Do you really know your partner? Your friends? How about the colleague at work that you say hello to every morning but never actually bother to find out how they really are doing? Even when you do ask someone how they are, will they give you an honest answer?
You may think casual pleasantries and digital connections are enough to constitute relationships – that’s not true.
According to a Harvard University study on happiness, researchers found that our relationships – especially their quality – are one of the keys to unlocking joy in life. So how do we establish, cultivate and sustain meaningful relations over time – and why is that such a challenge in the first place?
The metaphor I like to use is we live in an iceberg society. Our relationships often stay at the surface, and we never really know the depth and breadth of the person existing below our line of sight. Because it can be awkward or uncomfortable to ask questions, many of us keep our heads above the water where it’s safe – but not exactly meaningful or fulfilling.
Now, you may say, “But I engage with people. I talk to them, buy them gifts. I want to be liked, so I do everything to be likable.” Here’s a quick test: Do you buy the gifts they want, or is it what you would want? Are you empathizing with people in your life or projecting your own experiences, interests and wants onto them?
Simply establishing a relationship doesn’t guarantee that it will be sustained and nurtured. Becoming two ships passing in the night may work for a while – but that won’t lead to the quality of relationships that will bring long-lasting connection and fulfillment.
In order to unlock that door, getting to know someone – really know them – means that we have to open up to another person and create space for that to be reciprocated. The more we share, the more we learn about one another and the deeper and stronger the connection becomes. Interpersonal communication scholars have studied this through Social Penetration Theory, which links relationship development to reciprocal sharing. When that ceases, relationships stay stagnant or even dissolve. What often time stops people, though, from sharing is fear. What happens if I’m rejected, misunderstood, thought less of or the other person doesn’t reciprocate the sharing? For many of us who have discovered this path, it was often born from fire. Transformational thinking often springs forth from personal pain. We are so busy “doing” and leave so little time for “being” that it can become a chore to even look below the surface in our own spirit, let alone those around us.

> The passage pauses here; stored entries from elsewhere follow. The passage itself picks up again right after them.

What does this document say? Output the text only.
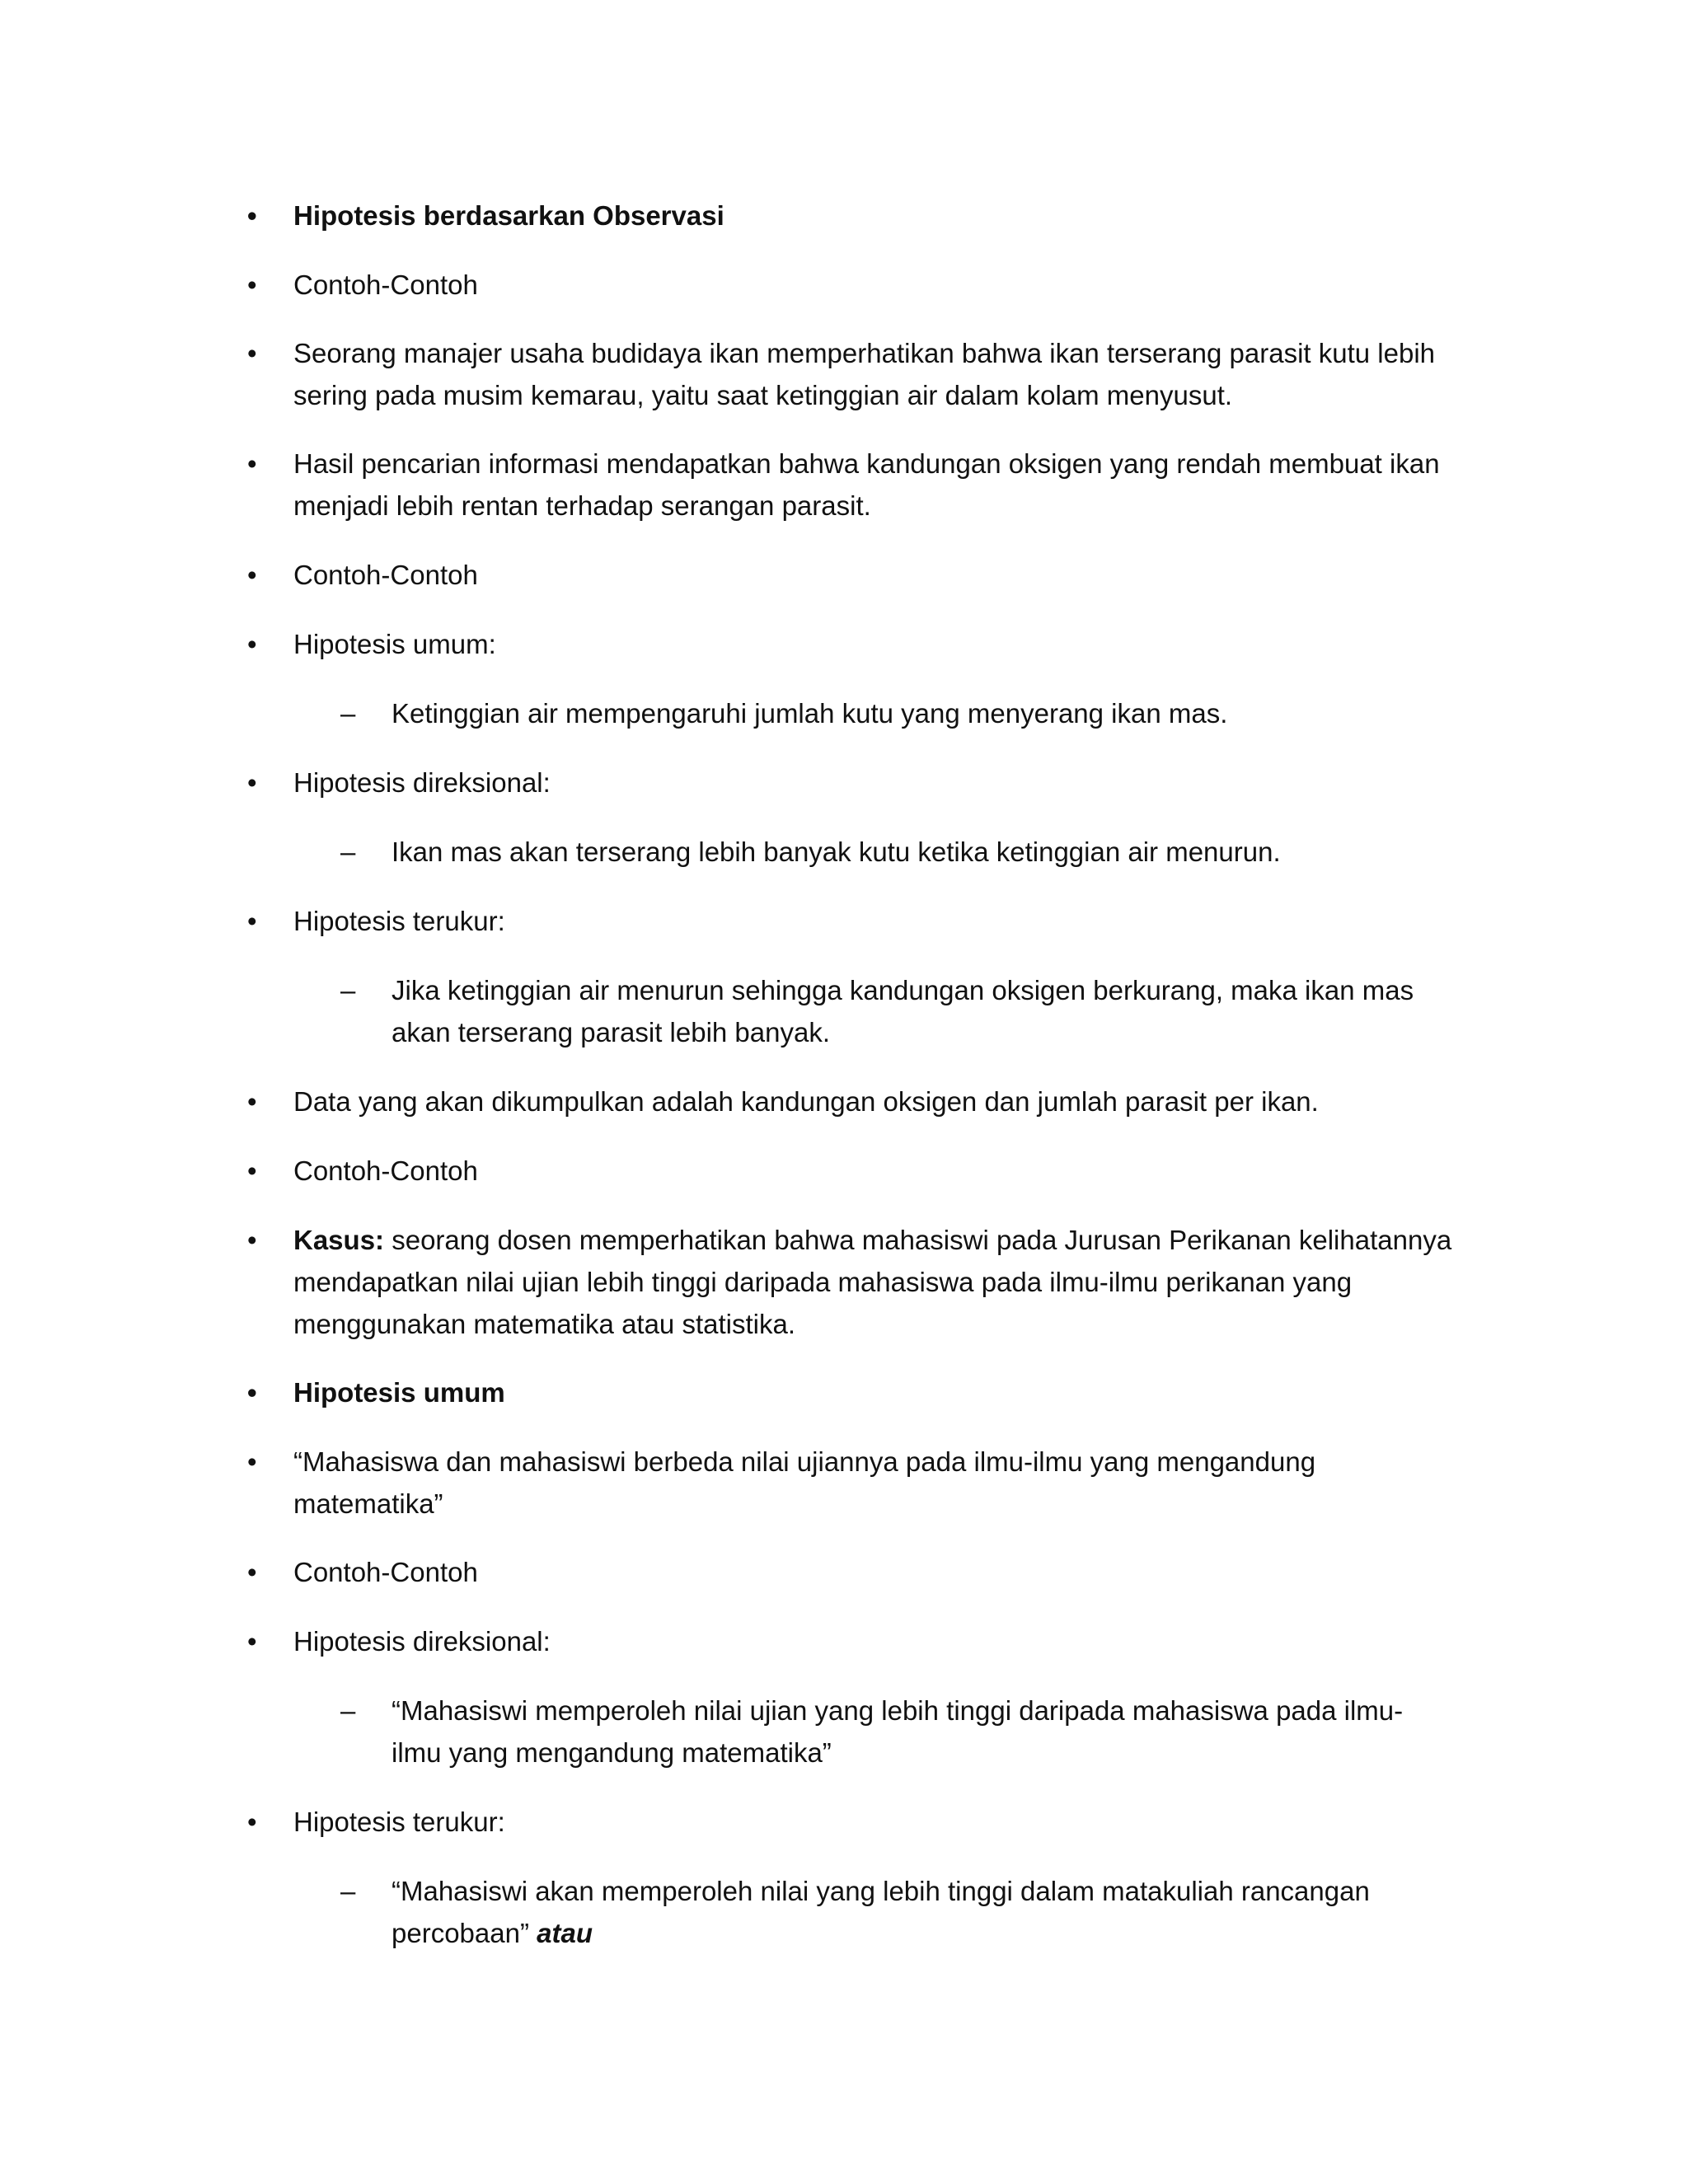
• Hipotesis berdasarkan Observasi
• Contoh-Contoh
• Seorang manajer usaha budidaya ikan memperhatikan bahwa ikan terserang parasit kutu lebih
sering pada musim kemarau, yaitu saat ketinggian air dalam kolam menyusut.
• Hasil pencarian informasi mendapatkan bahwa kandungan oksigen yang rendah membuat ikan
menjadi lebih rentan terhadap serangan parasit.
• Contoh-Contoh
• Hipotesis umum:
– Ketinggian air mempengaruhi jumlah kutu yang menyerang ikan mas.
• Hipotesis direksional:
– Ikan mas akan terserang lebih banyak kutu ketika ketinggian air menurun.
• Hipotesis terukur:
– Jika ketinggian air menurun sehingga kandungan oksigen berkurang, maka ikan mas
akan terserang parasit lebih banyak.
• Data yang akan dikumpulkan adalah kandungan oksigen dan jumlah parasit per ikan.
• Contoh-Contoh
• Kasus: seorang dosen memperhatikan bahwa mahasiswi pada Jurusan Perikanan kelihatannya
mendapatkan nilai ujian lebih tinggi daripada mahasiswa pada ilmu-ilmu perikanan yang
menggunakan matematika atau statistika.
• Hipotesis umum
• “Mahasiswa dan mahasiswi berbeda nilai ujiannya pada ilmu-ilmu yang mengandung
matematika”
• Contoh-Contoh
• Hipotesis direksional:
– “Mahasiswi memperoleh nilai ujian yang lebih tinggi daripada mahasiswa pada ilmu-
ilmu yang mengandung matematika”
• Hipotesis terukur:
– “Mahasiswi akan memperoleh nilai yang lebih tinggi dalam matakuliah rancangan
percobaan” atau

When we don’t experience validation or an authentic connection from the person we have opened up to, it stays with us, thereby preventing us from sharing in the future. Oftentimes, it leaves you exposed to be hurt, embarrassed or unreciprocated in your feelings or thoughts.
But rejection doesn’t have to be viewed as a bad thing. Instead, consider it to be a filter for separating fake friends from those who value you and want to build a true, genuine relationship. This is the key to true contentment.
When we do meet someone willing to share their heart – oh what a liberating moment that is! Suddenly, the world opens up, and we can begin to recognize the strength in being vulnerable. Let’s bust our assumptions and beliefs around vulnerability and what we were told and conditioned to believe growing up. Let’s challenge these spaces by looking toward research that can validate our experiences.
When we open ourselves up to the possibility of how authentic, positive relationships can impact our lives, it is amazing what we can achieve.